Why today’s women did everything on their own was beyond him. In his day, most came from large, extended families. They spent lifetimes building large networks of friends. People helped one another.
It was one of the things he’d missed most of all, haunting the cemetery alone after his family had passed on.
“The bleeding isn’t stopping,” she said, worried.
“No,” he said. He couldn’t fully heal himself. Not until she could open herself up and give him a little of the magic she’d used to call him, the magic he needed to survive.
Still, she was wary of him. He’d have to proceed carefully.
He watched as she wound a thick white bandage around his arm.
What had his grandmother always said? Patience. Small steps.
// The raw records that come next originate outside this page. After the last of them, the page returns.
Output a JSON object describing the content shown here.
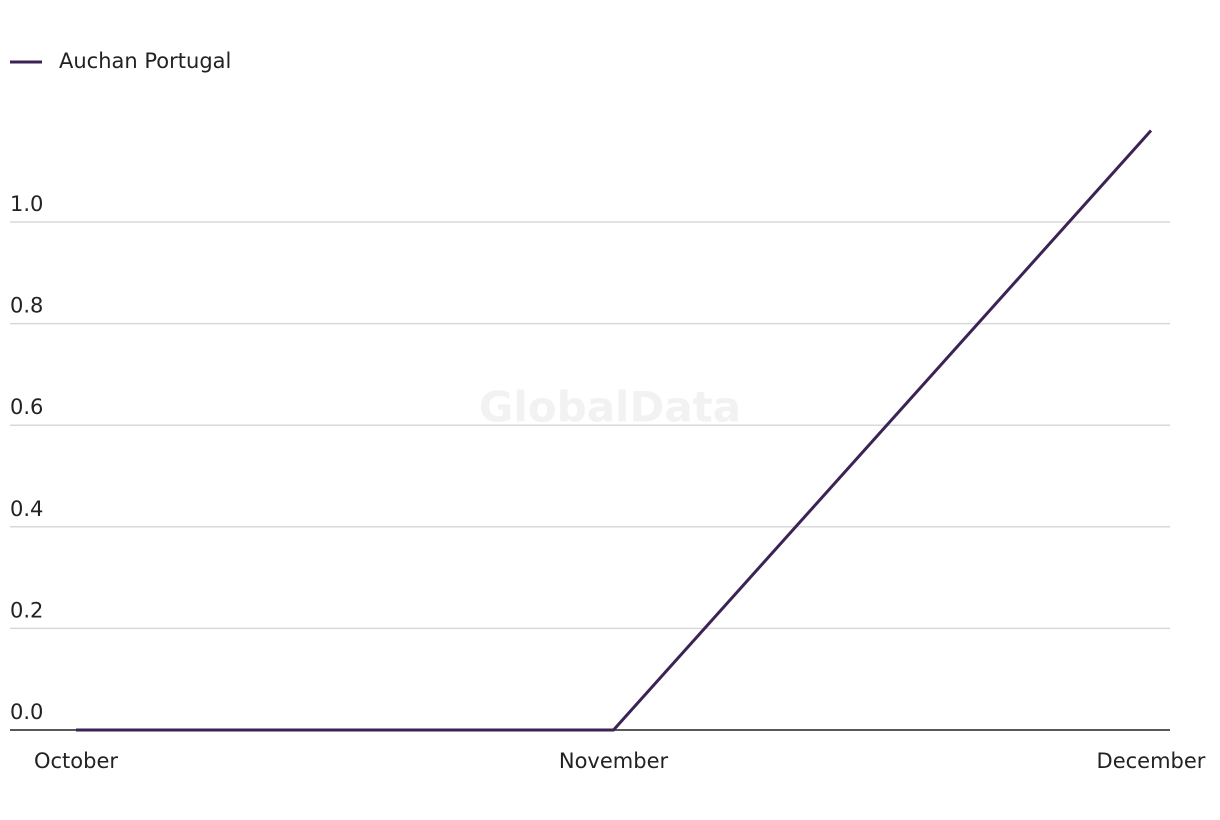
{
  "chart_data": {
    "type": "line",
    "watermark": "GlobalData",
    "categories": [
      "October",
      "November",
      "December"
    ],
    "series": [
      {
        "name": "Auchan Portugal",
        "color": "#3b2356",
        "values": [
          0,
          0,
          1.18
        ]
      }
    ],
    "ylim": [
      0,
      1.2
    ],
    "yticks": [
      {
        "value": 0,
        "label": "0.0"
      },
      0.2,
      0.4,
      0.6,
      0.8,
      {
        "value": 1,
        "label": "1.0"
      }
    ],
    "grid": true
  }
}
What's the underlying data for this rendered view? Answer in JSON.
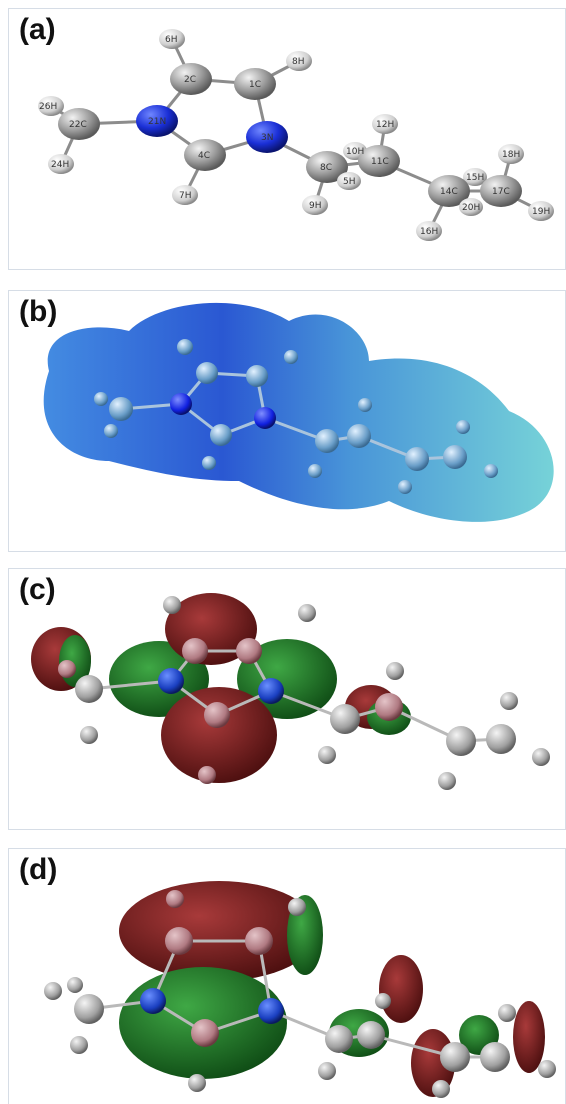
{
  "panels": {
    "a": {
      "label": "(a)",
      "atom_labels": [
        "6H",
        "8H",
        "2C",
        "1C",
        "26H",
        "22C",
        "21N",
        "3N",
        "24H",
        "4C",
        "7H",
        "12H",
        "10H",
        "11C",
        "8C",
        "5H",
        "9H",
        "18H",
        "15H",
        "14C",
        "17C",
        "20H",
        "19H",
        "16H"
      ]
    },
    "b": {
      "label": "(b)"
    },
    "c": {
      "label": "(c)"
    },
    "d": {
      "label": "(d)"
    }
  },
  "colors": {
    "carbon": "#9a9a9a",
    "hydrogen": "#d8d8d8",
    "nitrogen": "#1a2fd6",
    "esp_blue": "#2f6fd0",
    "esp_cyan": "#5fc4d6",
    "orbital_red": "#7a1f1f",
    "orbital_green": "#1f7a25"
  }
}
He’d never been good at that. Dante drew his fingers slowly over Amie’s as she secured the bandage with medical tape. Perhaps he’d learned to temper himself over the past two centuries. He’d gotten her talking, which was no small thing.
And perhaps she understood him a little better too.
Life was precious. He knew that now.
Now all he had to do was convince her.
Tomorrow, he thought, as he moved to her library and sank into a soft recliner. He’d do it. Somehow, he’d convince her he deserved a second chance at life.
And perhaps he’d show her a thing or two about living as well.
Chapter Six
For the first time, Amie regretted the mirrors on her ceiling. They used to be fun and funky. Now all she could do was stare at herself lying in bed amid an immense pile of books she’d dragged in from her library.